Joaquín Archivaldo Guzmán Loera, plus connu sous son surnom «El Chapo», compte désormais parmi les criminels les plus notoires de l’histoire. Dans sa décision, le juge Brian Cogan a affirmé qu’aucune peine plus légère n’était possible; «Le mal qu’il a fait est considérable».

Une figure éminente du trafic de drogues

El Chapo a été une figure centrale du commerce de la drogue au Mexique pendant des décennies. Il a gagné plus de 14 milliards grâce à la vente d’héroïne, de cocaïne, de méthamphétamine et de marijuana. Il était impitoyable, ordonnant des meurtres et faisant torturer des gens. En 2001 et 2015, il s’était échappé de deux prisons de haute sécurité du Mexique. Mais sa vanité l’a conduit a être repris en 2016 après une réunion avec l’acteur Sean Penn. L’acteur a immédiatement informé les forces de l’ordre de l’endroit où il se trouvait. Depuis son extradition aux États-Unis en 2017, Guzmán est maintenu à l’isolement. Il a dénoncé ce qu’il considère être un traitement injuste.

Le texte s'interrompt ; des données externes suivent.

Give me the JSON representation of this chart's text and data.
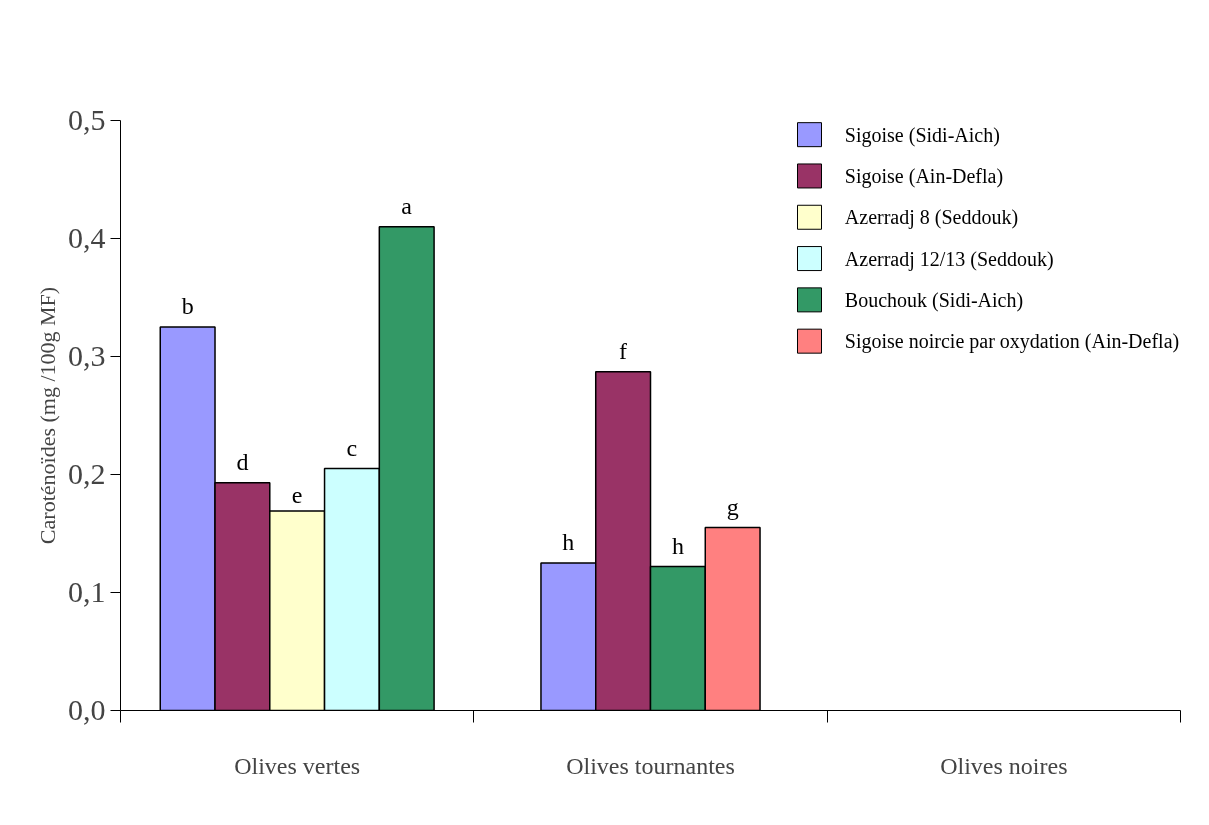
{
  "chart_data": {
    "type": "bar",
    "ylabel": "Caroténoïdes (mg /100g MF)",
    "categories": [
      "Olives vertes",
      "Olives tournantes",
      "Olives noires"
    ],
    "ylim": [
      0,
      0.5
    ],
    "yticks": [
      {
        "value": 0,
        "label": "0,0"
      },
      {
        "value": 0.1,
        "label": "0,1"
      },
      {
        "value": 0.2,
        "label": "0,2"
      },
      {
        "value": 0.3,
        "label": "0,3"
      },
      {
        "value": 0.4,
        "label": "0,4"
      },
      {
        "value": 0.5,
        "label": "0,5"
      }
    ],
    "grid": false,
    "legend": "top right",
    "series": [
      {
        "name": "Sigoise (Sidi-Aich)",
        "color": "#9999ff",
        "values": [
          0.325,
          0.125,
          null
        ],
        "value_labels": [
          "b",
          "h",
          null
        ]
      },
      {
        "name": "Sigoise (Ain-Defla)",
        "color": "#993366",
        "values": [
          0.193,
          0.287,
          null
        ],
        "value_labels": [
          "d",
          "f",
          null
        ]
      },
      {
        "name": "Azerradj 8 (Seddouk)",
        "color": "#ffffcc",
        "values": [
          0.169,
          null,
          null
        ],
        "value_labels": [
          "e",
          null,
          null
        ]
      },
      {
        "name": "Azerradj 12/13 (Seddouk)",
        "color": "#ccffff",
        "values": [
          0.205,
          null,
          null
        ],
        "value_labels": [
          "c",
          null,
          null
        ]
      },
      {
        "name": "Bouchouk (Sidi-Aich)",
        "color": "#339966",
        "values": [
          0.41,
          0.122,
          null
        ],
        "value_labels": [
          "a",
          "h",
          null
        ]
      },
      {
        "name": "Sigoise noircie par oxydation (Ain-Defla)",
        "color": "#ff8080",
        "values": [
          null,
          0.155,
          null
        ],
        "value_labels": [
          null,
          "g",
          null
        ]
      }
    ]
  }
}
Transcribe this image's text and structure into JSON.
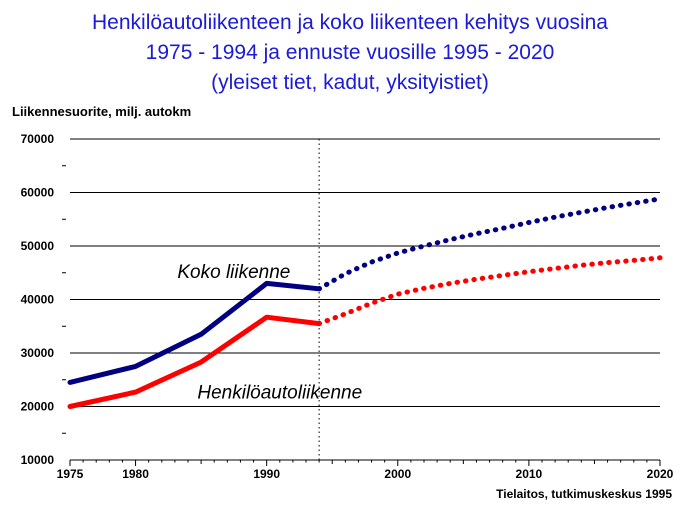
{
  "chart_data": {
    "type": "line",
    "title_lines": [
      "Henkilöautoliikenteen ja koko liikenteen kehitys vuosina",
      "1975 - 1994 ja ennuste vuosille 1995 - 2020",
      "(yleiset tiet, kadut, yksityistiet)"
    ],
    "ylabel": "Liikennesuorite, milj. autokm",
    "xlabel": "",
    "source": "Tielaitos, tutkimuskeskus 1995",
    "ylim": [
      10000,
      70000
    ],
    "xlim": [
      1975,
      2020
    ],
    "y_ticks": [
      {
        "value": 10000,
        "label": "10000"
      },
      {
        "value": 20000,
        "label": "20000"
      },
      {
        "value": 30000,
        "label": "30000"
      },
      {
        "value": 40000,
        "label": "40000"
      },
      {
        "value": 50000,
        "label": "50000"
      },
      {
        "value": 60000,
        "label": "60000"
      },
      {
        "value": 70000,
        "label": "70000"
      }
    ],
    "y_minor_ticks": [
      15000,
      25000,
      35000,
      45000,
      55000,
      65000
    ],
    "x_ticks": [
      {
        "value": 1975,
        "label": "1975"
      },
      {
        "value": 1980,
        "label": "1980"
      },
      {
        "value": 1990,
        "label": "1990"
      },
      {
        "value": 2000,
        "label": "2000"
      },
      {
        "value": 2010,
        "label": "2010"
      },
      {
        "value": 2020,
        "label": "2020"
      }
    ],
    "grid": "horizontal",
    "forecast_start": 1994,
    "series": [
      {
        "name": "Koko liikenne",
        "color": "#000080",
        "label_at": [
          1987.5,
          44000
        ],
        "actual": {
          "x": [
            1975,
            1980,
            1985,
            1990,
            1994
          ],
          "y": [
            24500,
            27500,
            33500,
            43000,
            42000
          ]
        },
        "forecast": {
          "x": [
            1994,
            1996,
            1998,
            2000,
            2002,
            2004,
            2006,
            2008,
            2010,
            2012,
            2014,
            2016,
            2018,
            2020
          ],
          "y": [
            42000,
            44800,
            47000,
            48700,
            50000,
            51200,
            52300,
            53300,
            54400,
            55400,
            56300,
            57200,
            58000,
            58800
          ]
        }
      },
      {
        "name": "Henkilöautoliikenne",
        "color": "#ff0000",
        "label_at": [
          1991,
          21500
        ],
        "actual": {
          "x": [
            1975,
            1980,
            1985,
            1990,
            1994
          ],
          "y": [
            20000,
            22700,
            28300,
            36700,
            35500
          ]
        },
        "forecast": {
          "x": [
            1994,
            1996,
            1998,
            2000,
            2002,
            2004,
            2006,
            2008,
            2010,
            2012,
            2014,
            2016,
            2018,
            2020
          ],
          "y": [
            35500,
            37300,
            39300,
            41000,
            42100,
            43000,
            43800,
            44500,
            45200,
            45800,
            46400,
            46900,
            47300,
            47800
          ]
        }
      }
    ]
  }
}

Mais à travers son procès et ses récits de violence sanglante, d’excès et de corruption, sa légende est plus forte que jamais ; sa fille a lancé cette semaine une ligne de vêtements «El Chapo» pour capitaliser sur sa renommée. Il y a de bonnes raisons d’être heureux que Guzmán passe le reste de sa vie derrière les barreaux, à l’abri des projecteurs. La prochaine fois que le public entendra parler de lui, c’est peut-être à sa mort.

Mutation des cartels

Guzmán est peut-être parti, mais pas les cartels. Gladys McCormick est experte en violences politiques mexicaines à l’Université de Syracuse. Elle a déclaré à Today’s WorldView que même s’il n’y avait plus de grands seigneurs de la drogue sur lesquels se concentrer ; les cartels se sont tournés vers un leadership horizontal ressemblant à des sociétés multinationales. McCormick explique que leurs entreprises ont également étendu leurs activités au-delà de la drogue. Ainsi on les retrouve notamment impliqués dans d’autres domaines ; trafic d’êtres humains ou entreprises semi-légales telles que les mines. Ces deux évolutions signifient qu’il est devenu beaucoup plus difficile d’entraver les cartels. Arrêter une personne ou bloquer un domaine de leur activité ne suffit plus. Ils se sont adaptés aux politiques gouvernementales anti-cartel.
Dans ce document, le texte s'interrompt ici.